A campanha para as eleições legislativas em Marroços arrancou na quinta-feira. Segundo a Africanews, 27 partidos disputam 395 assentos na Câmara dos Representantes, com eleições marcadas para 23 de setembro — apenas dias após o primeiro aniversário de um movimento de protestos liderado por jovens. A coligação no poder procura manter-se no cargo perante o descontentamento dos eleitores face às desigualdades económicas e regionais.
A urgência das dificuldades económicas concentrou-se em julho através de uma crise fronteiriça. Na altura, dezenas de milhares de migrantes, maioritariamente marroquinos, entraram no enclave espanhol vizinho de Ceuta, formando uma vaga de passagem em massa. Este evento tornou o atraso no desenvolvimento económico de Marroços e o problema do desemprego jovem nas questões centrais destas eleições.
Quase 16 milhões de eleitores já se inscreveram para votar, mas os jovens dos 18 aos 24 anos representam apenas cerca de 3% dos inscritos. Segundo análise do portal noticioso africano, este fosso geracional reflecte a apatia política generalizada entre a juventude. Os partidos tentam converter estes mal-estares estruturais em votos, mas o próprio fosso geracional constitui já um desafio difícil de contornar na campanha.
Os partidos divulgam principalmente os seus programas de governo através das redes sociais, mas os media marroquinos levantam dúvidas contundentes sobre a viabilidade das suas promessas. O portal noticioso Le360 critica alguns partidos por fazerem "promessas financeiras deslumbrantes" ("dazzling financial promises"), apontando que os seus programas, embora apresentem promessas socioeconómicas atractivas, carecem de planos de financiamento claros. O politólogo Abdellah Tourabi escreve no semanário TelQuel que esta campanha carece de debate político substantivo.

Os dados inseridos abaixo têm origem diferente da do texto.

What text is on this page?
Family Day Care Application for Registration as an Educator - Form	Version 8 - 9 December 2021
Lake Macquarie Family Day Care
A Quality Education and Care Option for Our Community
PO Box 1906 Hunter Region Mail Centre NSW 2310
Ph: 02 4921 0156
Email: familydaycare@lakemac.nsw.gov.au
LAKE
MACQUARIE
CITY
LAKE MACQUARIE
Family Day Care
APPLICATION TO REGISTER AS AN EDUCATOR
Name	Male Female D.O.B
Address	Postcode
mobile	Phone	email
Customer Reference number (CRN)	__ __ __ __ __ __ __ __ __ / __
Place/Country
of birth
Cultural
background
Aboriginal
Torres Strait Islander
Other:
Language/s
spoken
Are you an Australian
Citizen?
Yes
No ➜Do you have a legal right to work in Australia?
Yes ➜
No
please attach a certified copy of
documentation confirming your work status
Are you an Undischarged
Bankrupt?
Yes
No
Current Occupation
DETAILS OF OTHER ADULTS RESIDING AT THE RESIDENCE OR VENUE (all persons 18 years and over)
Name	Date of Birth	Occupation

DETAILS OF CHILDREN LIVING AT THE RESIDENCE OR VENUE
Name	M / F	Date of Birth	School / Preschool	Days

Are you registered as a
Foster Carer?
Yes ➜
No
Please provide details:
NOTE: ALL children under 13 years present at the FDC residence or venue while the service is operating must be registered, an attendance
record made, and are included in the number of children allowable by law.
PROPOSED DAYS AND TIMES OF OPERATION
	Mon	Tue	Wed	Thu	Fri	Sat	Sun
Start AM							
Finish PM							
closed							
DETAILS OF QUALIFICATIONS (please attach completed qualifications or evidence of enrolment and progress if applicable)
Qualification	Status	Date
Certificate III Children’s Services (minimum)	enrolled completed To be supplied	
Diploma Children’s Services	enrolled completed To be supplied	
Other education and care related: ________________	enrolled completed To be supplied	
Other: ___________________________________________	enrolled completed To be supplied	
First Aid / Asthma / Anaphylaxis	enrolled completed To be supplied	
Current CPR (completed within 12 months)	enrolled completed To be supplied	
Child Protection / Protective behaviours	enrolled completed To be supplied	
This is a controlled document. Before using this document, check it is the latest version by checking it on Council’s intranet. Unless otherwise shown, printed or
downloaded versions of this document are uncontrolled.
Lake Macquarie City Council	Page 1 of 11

No plano da arquitectura do poder, a orientação política de Marroços continua subordinada à monarquia. O primeiro-ministro Aziz Akhannouch é nomeado pelo rei de entre o partido mais votado no parlamento, para um mandato de cinco anos, mas o rei mantém o controlo sobre as grandes políticas. Independentemente do resultado eleitoral, os limites reais do poder executivo são definidos pelo monarca.